Kowani wrote:Spirit of Hope wrote:I'd like to be able to read the full article and see additional research before definitively saying independent commissions don't reduce gerrymandering. After all, I wouldn't be surprised at all to see that what an independent commission creates in a non gerymandered state protects elected officials about as much as the normal political process. The commission is unlikely to dramatically change district boundaries, which the elected officials will have won on the last election.
What an independent commission does do is avoid the worst of gerymandering.
Sure, it's not really any better for the thesis
An interesting read. Certainly indicates that independent commissions don't make districts that are more competitive, on average, than politically drawn maps.
However I don't think that is the correct question for gerymandering. The better question would be: do independent commissions lead to representation that better reflects how the population votes?

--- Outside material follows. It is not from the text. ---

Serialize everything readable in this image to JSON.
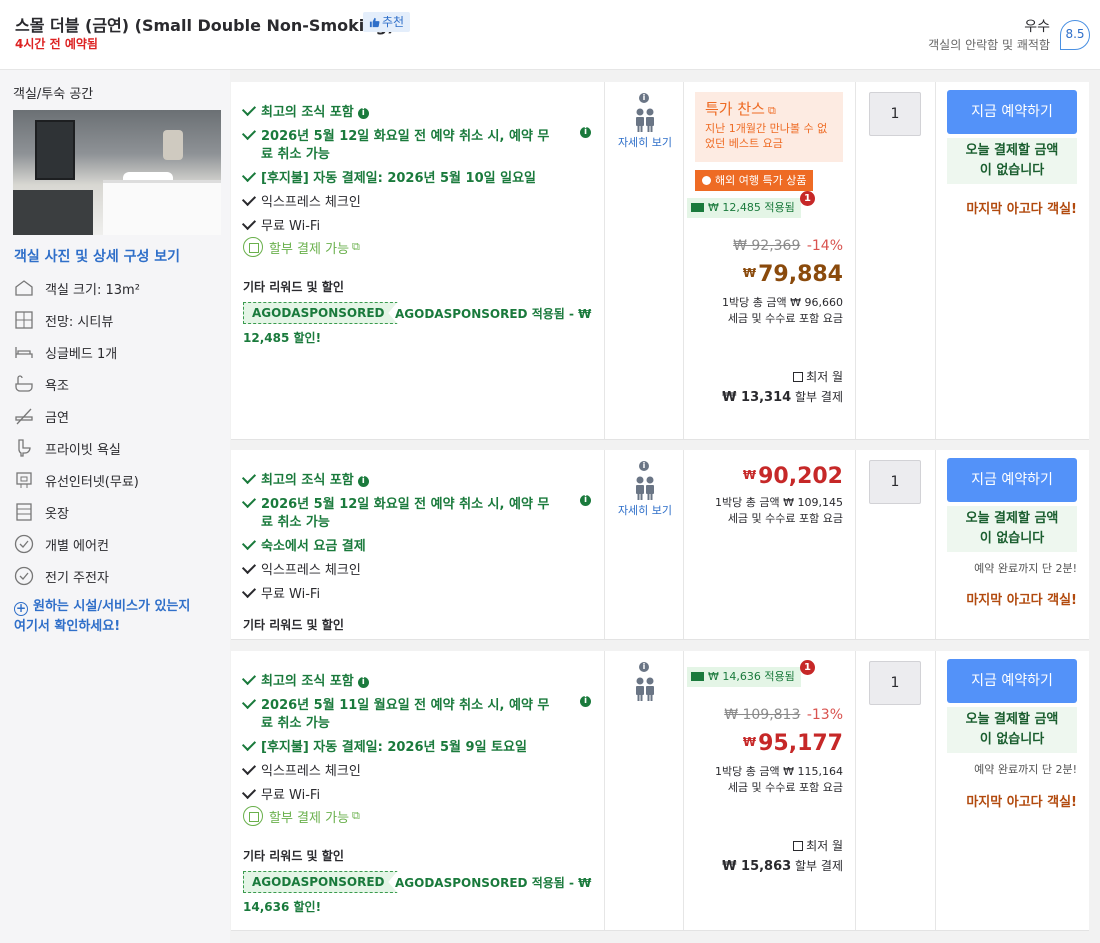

To illustrate this lets assume a state that is split 50/50 and we have to draw 10 districts in. We could create a map where 5 seats are safe for party A and 5 seats are safe for the party B (option 1), we could create a map where party A dominates 2 seats but then is split up so that the other 8 seats always go to party B (option 2), or we can create a map where both party A and party B are equally represented in each district (option 3).
Under the question of competitiveness option 2 is better than option 1, even though option 2 unfairly boosts part B's power. Option 3 is the most competitive, but means that small swings in the election can lead to one party dominating.
For best results the US should go away from single member, winner takes all, strait most votes wins elections.